WASHINGTON — During the campaign, it was her opponent who owned the lofty rhetoric. But on the day she finally conceded defeat, it was Hillary Rodham Clinton’s words that soared.
“As we gather here today,” she told her supporters and staff members at the National Building Museum on Saturday, “the 50th woman to leave this Earth is orbiting overhead. If we can blast 50 women into space, we will someday launch a woman into the White House.”
Two-hundred-forty miles below the international space station, the midday sunlight pouring into the 100-foot-high atrium illuminated the thousands who had come to bid the Clinton presidential candidacy farewell: most of them women, many of them with young children, some of them in tears.
Saturday brought the house of Clinton full circle. Fifteen years ago, one of Bill Clinton’s first inaugural balls was held in this same building, modeled on Roman palaces.
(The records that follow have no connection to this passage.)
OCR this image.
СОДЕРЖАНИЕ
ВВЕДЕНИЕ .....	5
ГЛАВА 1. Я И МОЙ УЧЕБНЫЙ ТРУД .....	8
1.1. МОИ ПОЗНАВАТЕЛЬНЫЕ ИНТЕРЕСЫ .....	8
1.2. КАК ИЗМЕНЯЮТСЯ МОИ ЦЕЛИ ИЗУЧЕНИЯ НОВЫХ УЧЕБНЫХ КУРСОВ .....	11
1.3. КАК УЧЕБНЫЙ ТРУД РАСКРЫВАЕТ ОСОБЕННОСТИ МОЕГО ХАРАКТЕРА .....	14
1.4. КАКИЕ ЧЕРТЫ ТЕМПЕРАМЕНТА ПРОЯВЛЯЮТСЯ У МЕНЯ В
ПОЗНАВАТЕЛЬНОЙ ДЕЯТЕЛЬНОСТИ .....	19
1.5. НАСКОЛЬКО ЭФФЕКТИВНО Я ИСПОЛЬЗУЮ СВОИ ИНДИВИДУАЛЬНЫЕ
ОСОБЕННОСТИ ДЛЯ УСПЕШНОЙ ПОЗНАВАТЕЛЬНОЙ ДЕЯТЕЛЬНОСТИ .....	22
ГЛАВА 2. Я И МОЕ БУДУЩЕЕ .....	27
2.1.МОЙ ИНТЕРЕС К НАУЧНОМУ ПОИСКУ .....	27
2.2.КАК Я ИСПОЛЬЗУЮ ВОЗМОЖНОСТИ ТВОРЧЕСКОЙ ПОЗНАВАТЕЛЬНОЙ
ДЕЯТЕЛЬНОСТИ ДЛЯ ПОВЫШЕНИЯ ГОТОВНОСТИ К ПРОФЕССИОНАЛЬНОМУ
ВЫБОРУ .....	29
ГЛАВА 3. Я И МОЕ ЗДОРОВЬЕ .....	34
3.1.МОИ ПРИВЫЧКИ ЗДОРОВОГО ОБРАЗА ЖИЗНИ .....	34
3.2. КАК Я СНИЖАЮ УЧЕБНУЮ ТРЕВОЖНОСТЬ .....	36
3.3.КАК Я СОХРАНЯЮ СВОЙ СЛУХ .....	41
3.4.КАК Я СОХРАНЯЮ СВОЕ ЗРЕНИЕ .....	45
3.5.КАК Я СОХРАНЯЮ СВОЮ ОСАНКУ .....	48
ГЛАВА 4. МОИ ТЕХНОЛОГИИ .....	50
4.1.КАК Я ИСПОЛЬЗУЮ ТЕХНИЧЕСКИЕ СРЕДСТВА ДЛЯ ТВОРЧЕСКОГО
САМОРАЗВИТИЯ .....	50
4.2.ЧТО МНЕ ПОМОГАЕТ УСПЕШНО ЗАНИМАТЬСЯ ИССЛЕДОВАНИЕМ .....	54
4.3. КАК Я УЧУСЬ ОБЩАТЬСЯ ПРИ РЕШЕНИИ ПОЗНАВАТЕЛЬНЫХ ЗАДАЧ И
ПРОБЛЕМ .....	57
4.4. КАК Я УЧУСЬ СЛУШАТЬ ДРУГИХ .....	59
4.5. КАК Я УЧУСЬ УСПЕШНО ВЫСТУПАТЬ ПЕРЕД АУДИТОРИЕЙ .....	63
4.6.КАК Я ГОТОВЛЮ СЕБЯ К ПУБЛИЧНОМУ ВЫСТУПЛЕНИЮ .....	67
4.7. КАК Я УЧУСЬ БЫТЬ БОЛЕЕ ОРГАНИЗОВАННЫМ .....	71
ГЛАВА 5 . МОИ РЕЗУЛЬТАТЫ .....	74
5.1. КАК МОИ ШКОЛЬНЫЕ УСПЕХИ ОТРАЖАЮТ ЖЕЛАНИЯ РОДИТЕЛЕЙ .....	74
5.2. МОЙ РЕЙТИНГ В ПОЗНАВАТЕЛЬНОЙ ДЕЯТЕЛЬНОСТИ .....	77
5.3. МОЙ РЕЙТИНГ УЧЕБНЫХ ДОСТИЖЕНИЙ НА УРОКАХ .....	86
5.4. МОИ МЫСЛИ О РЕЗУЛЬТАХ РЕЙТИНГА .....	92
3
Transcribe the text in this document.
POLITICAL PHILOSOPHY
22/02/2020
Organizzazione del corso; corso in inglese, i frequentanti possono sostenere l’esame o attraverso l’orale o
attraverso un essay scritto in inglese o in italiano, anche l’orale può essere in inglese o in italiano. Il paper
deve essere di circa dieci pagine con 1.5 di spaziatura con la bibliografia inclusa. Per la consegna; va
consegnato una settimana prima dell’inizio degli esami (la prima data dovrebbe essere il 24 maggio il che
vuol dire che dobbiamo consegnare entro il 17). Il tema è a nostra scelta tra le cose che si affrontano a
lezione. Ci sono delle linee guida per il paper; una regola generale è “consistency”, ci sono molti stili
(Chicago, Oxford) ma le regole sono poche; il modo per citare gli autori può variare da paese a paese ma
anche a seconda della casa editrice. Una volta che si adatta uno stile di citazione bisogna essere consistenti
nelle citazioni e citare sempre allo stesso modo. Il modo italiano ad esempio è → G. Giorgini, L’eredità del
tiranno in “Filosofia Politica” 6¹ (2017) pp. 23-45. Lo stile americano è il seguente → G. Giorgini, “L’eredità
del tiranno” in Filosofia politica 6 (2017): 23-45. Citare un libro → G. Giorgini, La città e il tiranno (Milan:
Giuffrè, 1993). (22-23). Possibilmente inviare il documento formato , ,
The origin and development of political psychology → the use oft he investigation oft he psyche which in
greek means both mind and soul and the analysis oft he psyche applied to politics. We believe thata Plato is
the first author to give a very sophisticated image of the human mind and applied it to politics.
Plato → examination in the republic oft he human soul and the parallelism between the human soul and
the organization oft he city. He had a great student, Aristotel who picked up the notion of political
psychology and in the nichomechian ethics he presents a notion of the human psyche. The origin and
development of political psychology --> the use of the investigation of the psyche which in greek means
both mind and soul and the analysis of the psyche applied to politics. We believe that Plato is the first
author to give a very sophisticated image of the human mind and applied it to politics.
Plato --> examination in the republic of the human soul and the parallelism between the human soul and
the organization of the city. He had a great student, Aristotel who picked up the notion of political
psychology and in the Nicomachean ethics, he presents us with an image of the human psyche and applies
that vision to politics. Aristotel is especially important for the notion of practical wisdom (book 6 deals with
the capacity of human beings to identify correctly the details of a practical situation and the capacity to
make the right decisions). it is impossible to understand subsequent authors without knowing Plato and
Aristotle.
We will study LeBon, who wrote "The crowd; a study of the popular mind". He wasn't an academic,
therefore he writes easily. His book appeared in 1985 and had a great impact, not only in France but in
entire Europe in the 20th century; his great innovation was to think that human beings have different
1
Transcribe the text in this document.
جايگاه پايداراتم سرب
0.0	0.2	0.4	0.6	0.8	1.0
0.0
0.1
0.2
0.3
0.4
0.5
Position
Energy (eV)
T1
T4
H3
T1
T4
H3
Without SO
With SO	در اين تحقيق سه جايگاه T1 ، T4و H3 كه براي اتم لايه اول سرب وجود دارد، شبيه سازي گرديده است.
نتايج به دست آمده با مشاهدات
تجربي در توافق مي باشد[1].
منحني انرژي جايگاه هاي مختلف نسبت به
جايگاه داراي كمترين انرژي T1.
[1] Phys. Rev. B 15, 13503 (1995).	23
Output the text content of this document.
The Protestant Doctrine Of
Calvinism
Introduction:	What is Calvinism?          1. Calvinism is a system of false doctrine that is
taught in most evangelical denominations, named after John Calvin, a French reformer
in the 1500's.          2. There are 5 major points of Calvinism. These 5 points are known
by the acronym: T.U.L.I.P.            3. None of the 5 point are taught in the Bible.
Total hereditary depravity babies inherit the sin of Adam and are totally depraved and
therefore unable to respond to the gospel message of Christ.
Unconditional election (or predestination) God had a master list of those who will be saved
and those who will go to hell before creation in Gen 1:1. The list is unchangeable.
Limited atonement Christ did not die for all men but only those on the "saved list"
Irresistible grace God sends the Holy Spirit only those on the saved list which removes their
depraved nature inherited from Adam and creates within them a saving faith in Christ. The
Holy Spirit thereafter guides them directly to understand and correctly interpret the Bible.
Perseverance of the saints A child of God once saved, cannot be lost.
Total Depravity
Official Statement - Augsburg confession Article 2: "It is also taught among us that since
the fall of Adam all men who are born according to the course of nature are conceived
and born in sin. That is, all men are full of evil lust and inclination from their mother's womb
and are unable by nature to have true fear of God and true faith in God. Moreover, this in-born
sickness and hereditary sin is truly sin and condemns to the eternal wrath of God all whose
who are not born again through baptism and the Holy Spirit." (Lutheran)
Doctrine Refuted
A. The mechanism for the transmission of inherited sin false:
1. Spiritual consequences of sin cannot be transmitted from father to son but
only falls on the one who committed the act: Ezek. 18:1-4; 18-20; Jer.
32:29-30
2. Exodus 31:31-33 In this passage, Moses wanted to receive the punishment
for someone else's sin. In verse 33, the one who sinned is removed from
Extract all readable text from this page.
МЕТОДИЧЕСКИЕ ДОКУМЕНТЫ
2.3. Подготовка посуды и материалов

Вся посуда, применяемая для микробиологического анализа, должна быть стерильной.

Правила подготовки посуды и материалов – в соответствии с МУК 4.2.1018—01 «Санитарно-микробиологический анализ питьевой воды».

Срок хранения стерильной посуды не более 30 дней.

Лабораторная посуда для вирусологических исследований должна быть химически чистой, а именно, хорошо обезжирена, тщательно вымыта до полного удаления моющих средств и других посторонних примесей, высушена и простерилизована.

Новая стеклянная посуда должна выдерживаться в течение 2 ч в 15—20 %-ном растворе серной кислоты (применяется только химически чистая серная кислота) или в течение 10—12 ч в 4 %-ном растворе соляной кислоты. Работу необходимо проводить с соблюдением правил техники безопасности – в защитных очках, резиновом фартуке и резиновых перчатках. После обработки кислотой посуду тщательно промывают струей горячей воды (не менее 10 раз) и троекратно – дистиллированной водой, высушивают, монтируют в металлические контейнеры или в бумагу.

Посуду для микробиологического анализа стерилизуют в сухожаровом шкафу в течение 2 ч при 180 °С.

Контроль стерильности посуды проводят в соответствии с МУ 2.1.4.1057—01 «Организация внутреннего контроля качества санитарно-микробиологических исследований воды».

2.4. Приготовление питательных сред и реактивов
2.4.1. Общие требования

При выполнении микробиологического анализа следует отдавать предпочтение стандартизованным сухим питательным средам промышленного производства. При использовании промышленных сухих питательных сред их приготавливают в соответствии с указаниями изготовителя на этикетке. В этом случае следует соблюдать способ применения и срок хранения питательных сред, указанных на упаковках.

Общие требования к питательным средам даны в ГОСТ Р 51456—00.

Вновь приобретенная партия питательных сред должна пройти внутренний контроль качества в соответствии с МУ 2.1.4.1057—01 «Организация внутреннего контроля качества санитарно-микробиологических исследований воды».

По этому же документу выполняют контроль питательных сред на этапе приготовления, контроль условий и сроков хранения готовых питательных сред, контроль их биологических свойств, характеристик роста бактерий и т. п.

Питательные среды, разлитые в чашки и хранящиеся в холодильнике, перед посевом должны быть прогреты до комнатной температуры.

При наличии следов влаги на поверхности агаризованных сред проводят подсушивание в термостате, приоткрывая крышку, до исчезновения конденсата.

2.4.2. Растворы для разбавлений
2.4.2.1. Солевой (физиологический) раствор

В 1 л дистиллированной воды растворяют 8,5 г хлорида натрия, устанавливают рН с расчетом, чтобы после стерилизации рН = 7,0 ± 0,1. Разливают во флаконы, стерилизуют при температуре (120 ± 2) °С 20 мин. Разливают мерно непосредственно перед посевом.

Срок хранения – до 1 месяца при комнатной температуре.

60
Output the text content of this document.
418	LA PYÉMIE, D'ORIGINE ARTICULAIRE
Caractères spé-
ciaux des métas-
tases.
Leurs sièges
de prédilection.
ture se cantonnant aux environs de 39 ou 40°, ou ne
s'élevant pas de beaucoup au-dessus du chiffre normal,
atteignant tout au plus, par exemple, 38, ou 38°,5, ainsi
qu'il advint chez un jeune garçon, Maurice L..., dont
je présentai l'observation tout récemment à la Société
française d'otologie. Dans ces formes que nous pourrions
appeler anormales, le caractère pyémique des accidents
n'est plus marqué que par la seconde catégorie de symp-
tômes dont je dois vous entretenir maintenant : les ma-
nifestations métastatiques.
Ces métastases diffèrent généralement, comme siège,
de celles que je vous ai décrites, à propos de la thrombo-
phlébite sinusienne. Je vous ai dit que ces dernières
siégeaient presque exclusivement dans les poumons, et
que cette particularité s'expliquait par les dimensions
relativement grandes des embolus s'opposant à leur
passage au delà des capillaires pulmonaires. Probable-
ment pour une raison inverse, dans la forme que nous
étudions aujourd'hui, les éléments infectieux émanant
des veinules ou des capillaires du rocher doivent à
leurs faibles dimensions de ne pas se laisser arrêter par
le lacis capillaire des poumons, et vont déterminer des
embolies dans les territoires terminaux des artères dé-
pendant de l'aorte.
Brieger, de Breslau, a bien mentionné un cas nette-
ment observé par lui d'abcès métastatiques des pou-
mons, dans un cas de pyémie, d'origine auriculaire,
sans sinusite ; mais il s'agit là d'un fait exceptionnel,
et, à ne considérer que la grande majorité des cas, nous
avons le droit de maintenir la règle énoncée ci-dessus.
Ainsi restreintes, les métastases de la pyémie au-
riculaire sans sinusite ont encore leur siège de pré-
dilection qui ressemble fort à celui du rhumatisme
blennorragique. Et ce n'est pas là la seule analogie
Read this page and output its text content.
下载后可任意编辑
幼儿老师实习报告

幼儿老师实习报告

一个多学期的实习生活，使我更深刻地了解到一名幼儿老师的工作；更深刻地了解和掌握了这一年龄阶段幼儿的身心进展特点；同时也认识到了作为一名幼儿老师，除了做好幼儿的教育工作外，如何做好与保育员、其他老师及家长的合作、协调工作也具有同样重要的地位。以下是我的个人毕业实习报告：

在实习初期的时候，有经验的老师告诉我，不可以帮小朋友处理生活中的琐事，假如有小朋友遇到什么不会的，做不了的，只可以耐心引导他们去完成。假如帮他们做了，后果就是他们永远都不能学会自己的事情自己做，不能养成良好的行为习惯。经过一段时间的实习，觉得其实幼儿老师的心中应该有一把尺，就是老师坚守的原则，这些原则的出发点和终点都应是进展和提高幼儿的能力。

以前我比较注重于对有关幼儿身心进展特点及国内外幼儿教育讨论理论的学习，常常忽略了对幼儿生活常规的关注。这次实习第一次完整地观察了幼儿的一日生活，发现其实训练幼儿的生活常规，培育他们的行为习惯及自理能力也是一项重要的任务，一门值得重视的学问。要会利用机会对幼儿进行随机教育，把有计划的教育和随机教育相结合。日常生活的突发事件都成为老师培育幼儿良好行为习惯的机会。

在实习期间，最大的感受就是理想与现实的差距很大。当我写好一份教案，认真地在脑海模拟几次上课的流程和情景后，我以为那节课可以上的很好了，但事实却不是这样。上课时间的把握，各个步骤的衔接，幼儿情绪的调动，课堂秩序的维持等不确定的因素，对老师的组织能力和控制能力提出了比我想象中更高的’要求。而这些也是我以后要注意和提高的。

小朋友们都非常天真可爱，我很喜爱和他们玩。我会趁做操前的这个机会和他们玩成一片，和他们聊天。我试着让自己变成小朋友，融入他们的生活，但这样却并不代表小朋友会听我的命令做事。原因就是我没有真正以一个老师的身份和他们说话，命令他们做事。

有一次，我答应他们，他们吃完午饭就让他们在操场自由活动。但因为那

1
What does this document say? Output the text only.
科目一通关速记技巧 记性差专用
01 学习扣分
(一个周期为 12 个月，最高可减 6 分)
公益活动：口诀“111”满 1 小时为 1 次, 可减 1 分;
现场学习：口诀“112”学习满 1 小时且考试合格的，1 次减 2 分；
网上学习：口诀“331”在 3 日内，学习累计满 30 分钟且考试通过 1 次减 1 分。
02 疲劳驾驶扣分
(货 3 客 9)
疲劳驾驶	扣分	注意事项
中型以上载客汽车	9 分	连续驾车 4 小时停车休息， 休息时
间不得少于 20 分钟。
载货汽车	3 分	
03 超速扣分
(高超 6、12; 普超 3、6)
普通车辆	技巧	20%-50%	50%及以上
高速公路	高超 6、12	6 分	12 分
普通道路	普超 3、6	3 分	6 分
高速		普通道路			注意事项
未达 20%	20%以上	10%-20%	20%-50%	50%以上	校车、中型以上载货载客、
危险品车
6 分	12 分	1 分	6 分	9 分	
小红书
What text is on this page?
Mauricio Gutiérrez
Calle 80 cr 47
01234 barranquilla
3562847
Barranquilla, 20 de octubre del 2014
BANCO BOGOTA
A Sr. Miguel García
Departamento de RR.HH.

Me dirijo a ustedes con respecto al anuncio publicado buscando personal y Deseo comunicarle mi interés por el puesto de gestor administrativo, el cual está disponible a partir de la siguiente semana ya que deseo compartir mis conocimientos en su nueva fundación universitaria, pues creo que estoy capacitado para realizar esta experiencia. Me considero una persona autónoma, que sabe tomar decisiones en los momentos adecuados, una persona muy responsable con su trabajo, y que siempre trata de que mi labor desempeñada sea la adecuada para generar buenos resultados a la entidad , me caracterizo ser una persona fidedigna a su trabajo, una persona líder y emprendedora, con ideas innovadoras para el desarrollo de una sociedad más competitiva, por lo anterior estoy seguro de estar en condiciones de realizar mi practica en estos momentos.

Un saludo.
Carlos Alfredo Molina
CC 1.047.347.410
The Corinthian columns stood as before, but this time a white-haired Bill Clinton merely gave a silent salute to the crowd.
When Hillary Clinton got to the exhortation to “do all we can to help elect Barack Obama the next president of the United States,” some boos hollered from the balconies mixed with the applause. The isolated booing returned each of the half-dozen times Clinton returned to a variation of the phrase.
“I would die and slit my wrist before I’d vote for Obama,” said a Silver Spring, Md., woman in the Clinton volunteers section who gave her name only as Edith.
She wore a sign pinned to the back of her Hillary T-shirt proposing: “Remember in November: vote present.”
There were hints that Clinton herself was appearing with reluctance. She arrived 45 minutes late for the speech. She wore black. She took the stage to the Goo Goo Dolls tune “Better Days.” She uttered 650 words before she uttered “Barack Obama.”
“Well, this isn’t exactly the party I’d planned,” she said, “but I sure like the company.”
No doubt. The floor and balconies were jammed with thousands of supporters, who had lined up in the oppressive heat. Among them was Norma Mobley, 81, of Dallas, a McCain supporter who was in town for a funeral but came to see Clinton because “it’s a part of history.”
Behind the podium, some of the young women who volunteered for the campaign wept and hugged as Clinton spoke to “the young people who put so much into this campaign: It would break my heart if, in falling short of my goal, I in any way discouraged any of you from pursuing yours.”
Soon the rally was over, and the crowd filed outside, where the Clinton ’08 T-shirts had been marked down to $5 each.
Before leaving, Clinton aide Maria Cardona, holding her 3-year-old son’s hand and her 15-month-old daughter in a sling, reflected on the candidate’s parting words about the children.
“That’s why I brought them,” she said. “They both can be president.”